A Russian humanoid robot has shown an apparent sense of humour as it docked at the International Space Station. Fedor, the Skybot F-850, announced its landing early Monday with a joke, after an aborted attempt at the weekend.
"Sorry for the delay. Got stuck in traffic. Am ready to carry on with work," Fedor tweeted from outer space.
The robot was designed to copy human movements, including having a sense of humour, as well as to aid in dealing with high-risk tasks in space.
After the successful second attempt, a NASA TV commentator said Fedor, short for Final Experimental Demonstration Object Research, a NASA TV commentator praised the vessel's "flawless approach to the ISS".
"Second time was a charm... the crew is up to seven," he said. There were already six astronauts aboard the ISS.
The ISS has been up in outer space since 1998, orbiting the earth at 28,000 kilometres per hour.
'Let's go. Let's go!'
Although usually manned, Fedor made its solo trip on Thursday in a Soyuz spaceship, launched from southern Kazakhstan, in order to test a new emergency rescue system.
During blast off, Fedor said, "Let's go. Let's go!" repeating the words of its human predecessor, the first man in space, Yuri Gagarin.
The spaceship was stocked with scientific equipment for the ISS human counterparts, including parts for the life support system. It also held food, medicine and hygiene products for the astronauts aboard, according to Russian-based Roscosmos space agency.
Fedor was unable to dock the first time around on Saturday, adding to the concerns that the Russian space programme was not as successful as it once was.

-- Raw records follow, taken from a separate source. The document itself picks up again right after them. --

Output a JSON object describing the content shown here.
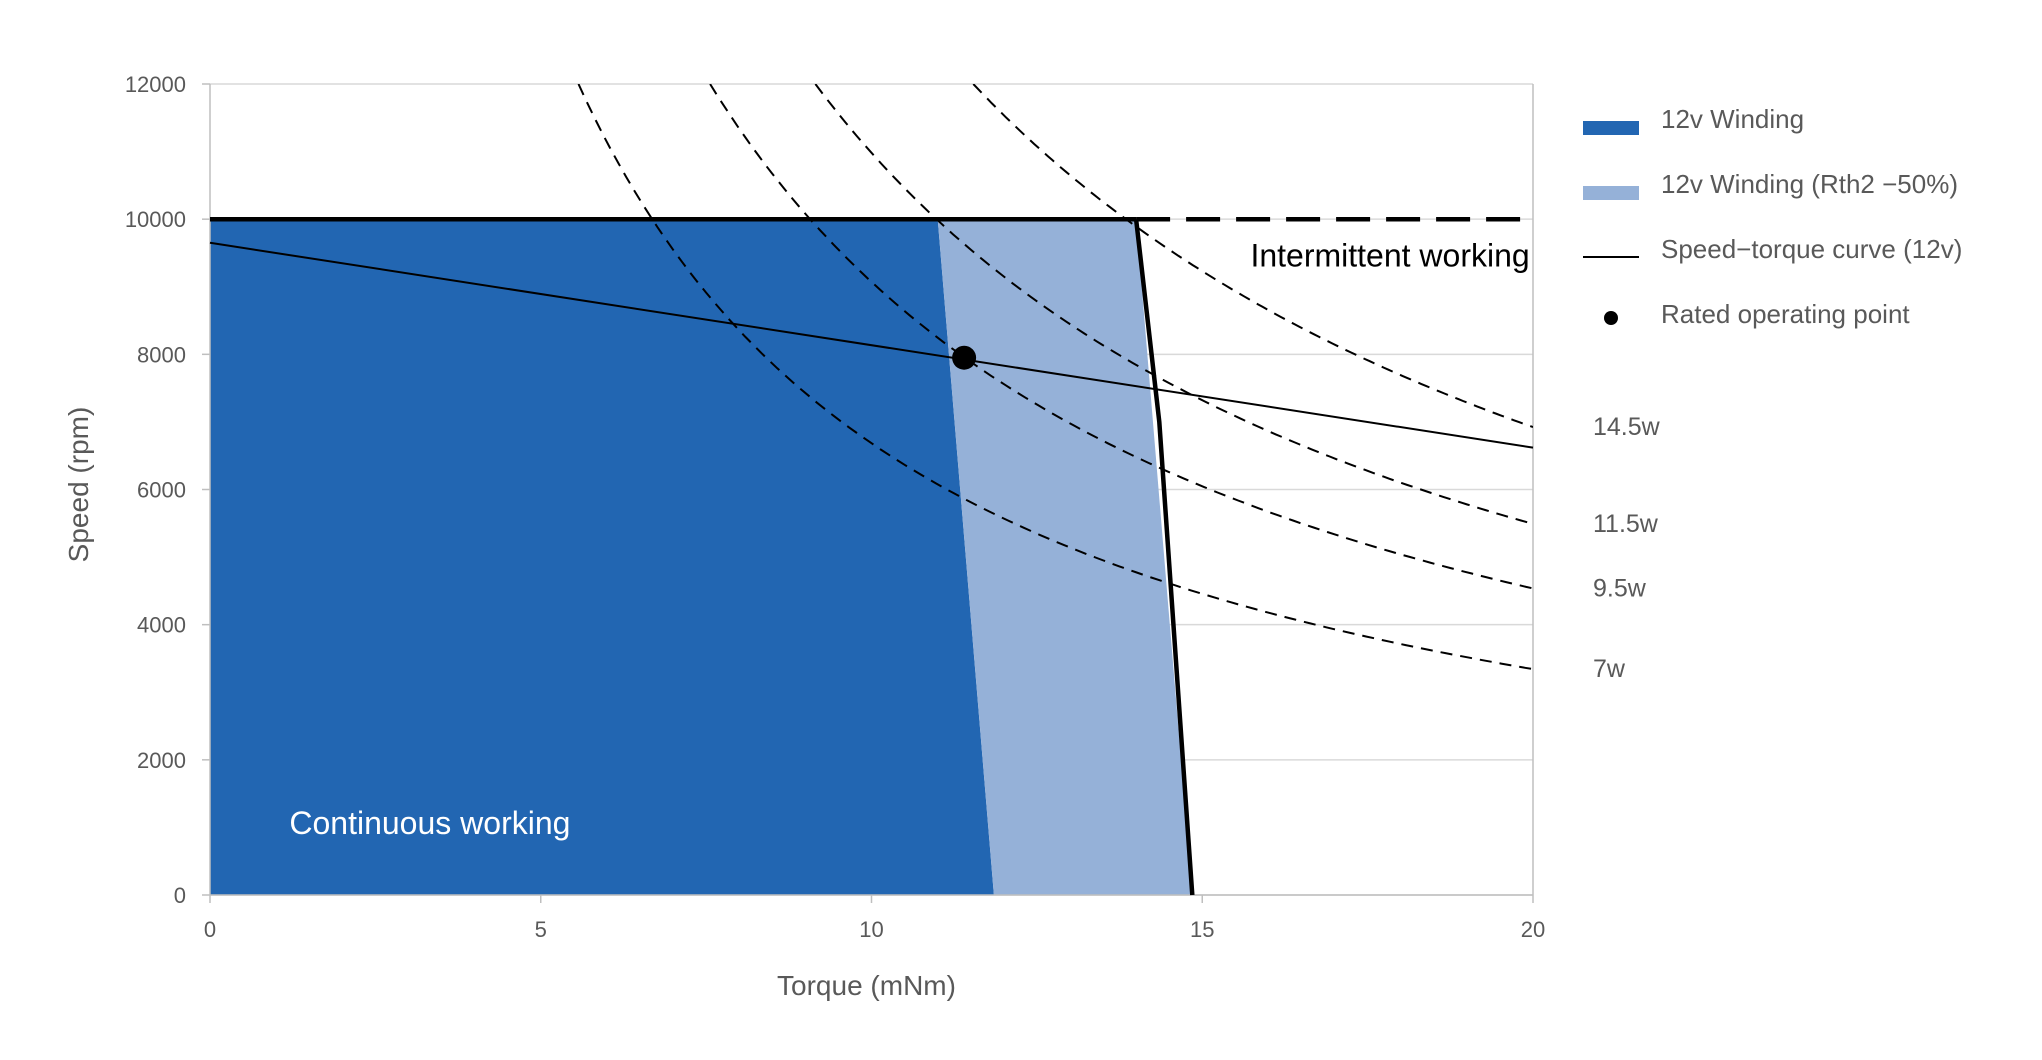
{
  "chart_data": {
    "type": "area",
    "xlabel": "Torque (mNm)",
    "ylabel": "Speed (rpm)",
    "xlim": [
      0,
      20
    ],
    "ylim": [
      0,
      12000
    ],
    "x_ticks": [
      0,
      5,
      10,
      15,
      20
    ],
    "y_ticks": [
      0,
      2000,
      4000,
      6000,
      8000,
      10000,
      12000
    ],
    "grid": "horizontal",
    "legend_position": "right",
    "colors": {
      "winding": "#2266b2",
      "winding_rth2": "#95b1d8",
      "curve": "#000000",
      "grid": "#d9d9d9",
      "text": "#595959"
    },
    "legend": [
      {
        "label": "12v Winding",
        "kind": "fill",
        "color": "#2266b2"
      },
      {
        "label": "12v Winding (Rth2 −50%)",
        "kind": "fill",
        "color": "#95b1d8"
      },
      {
        "label": "Speed−torque curve (12v)",
        "kind": "line",
        "color": "#000000"
      },
      {
        "label": "Rated operating point",
        "kind": "dot",
        "color": "#000000"
      }
    ],
    "regions": [
      {
        "name": "12v Winding",
        "color": "#2266b2",
        "points": [
          [
            0,
            0
          ],
          [
            0,
            10000
          ],
          [
            11,
            10000
          ],
          [
            11.85,
            0
          ]
        ]
      },
      {
        "name": "12v Winding (Rth2 −50%)",
        "color": "#95b1d8",
        "points": [
          [
            11,
            10000
          ],
          [
            14,
            10000
          ],
          [
            14.85,
            0
          ],
          [
            11.85,
            0
          ]
        ]
      }
    ],
    "boundary": {
      "speed_limit_solid": [
        [
          0,
          10000
        ],
        [
          14,
          10000
        ]
      ],
      "speed_limit_dashed": [
        [
          14,
          10000
        ],
        [
          20,
          10000
        ]
      ],
      "torque_limit": [
        [
          14,
          10000
        ],
        [
          14.35,
          7000
        ],
        [
          14.85,
          0
        ]
      ]
    },
    "speed_torque_curve": {
      "name": "Speed−torque curve (12v)",
      "points": [
        [
          0,
          9650
        ],
        [
          20,
          6620
        ]
      ]
    },
    "rated_point": {
      "x": 11.4,
      "y": 7950
    },
    "power_curves": [
      {
        "label": "7w",
        "power_w": 7
      },
      {
        "label": "9.5w",
        "power_w": 9.5
      },
      {
        "label": "11.5w",
        "power_w": 11.5
      },
      {
        "label": "14.5w",
        "power_w": 14.5
      }
    ],
    "annotations": [
      {
        "text": "Continuous working",
        "x": 1.2,
        "y": 900,
        "color": "#ffffff"
      },
      {
        "text": "Intermittent working",
        "x": 19.95,
        "y": 9300,
        "color": "#000000"
      }
    ]
  }
}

Russian flight controllers said a problem with the station, and not the Soyuz spacecraft, had prevented automated docking, according to NASA.
The ISS astronauts will operate Fedor by donning a robot exoskeleton that will mirror the robot's movements.
Fedor's future looks bright as it will be used for testing Federatsiya, Russia's new manned spaceship that is currently in development, Dmitry Rogozin, the head of Roscosmos told Russia's Interfax news agency. He said that Fedor will be used for outside dangerous duties, which include spacewalks.
"That's what he's being created for. We don't really need him inside the station," he added.
Fedor is not the first robot to go into space – NASA sent Robonaut 2 up to space in 2011, but was sent back to earth in 2018 due to technical issues.
Kirobo was Japan's robot who went with the first ISS Japanese commander in 2013, and even spoke Japanese.
Russia's Fedor is due to stay on the ISS until 7 September.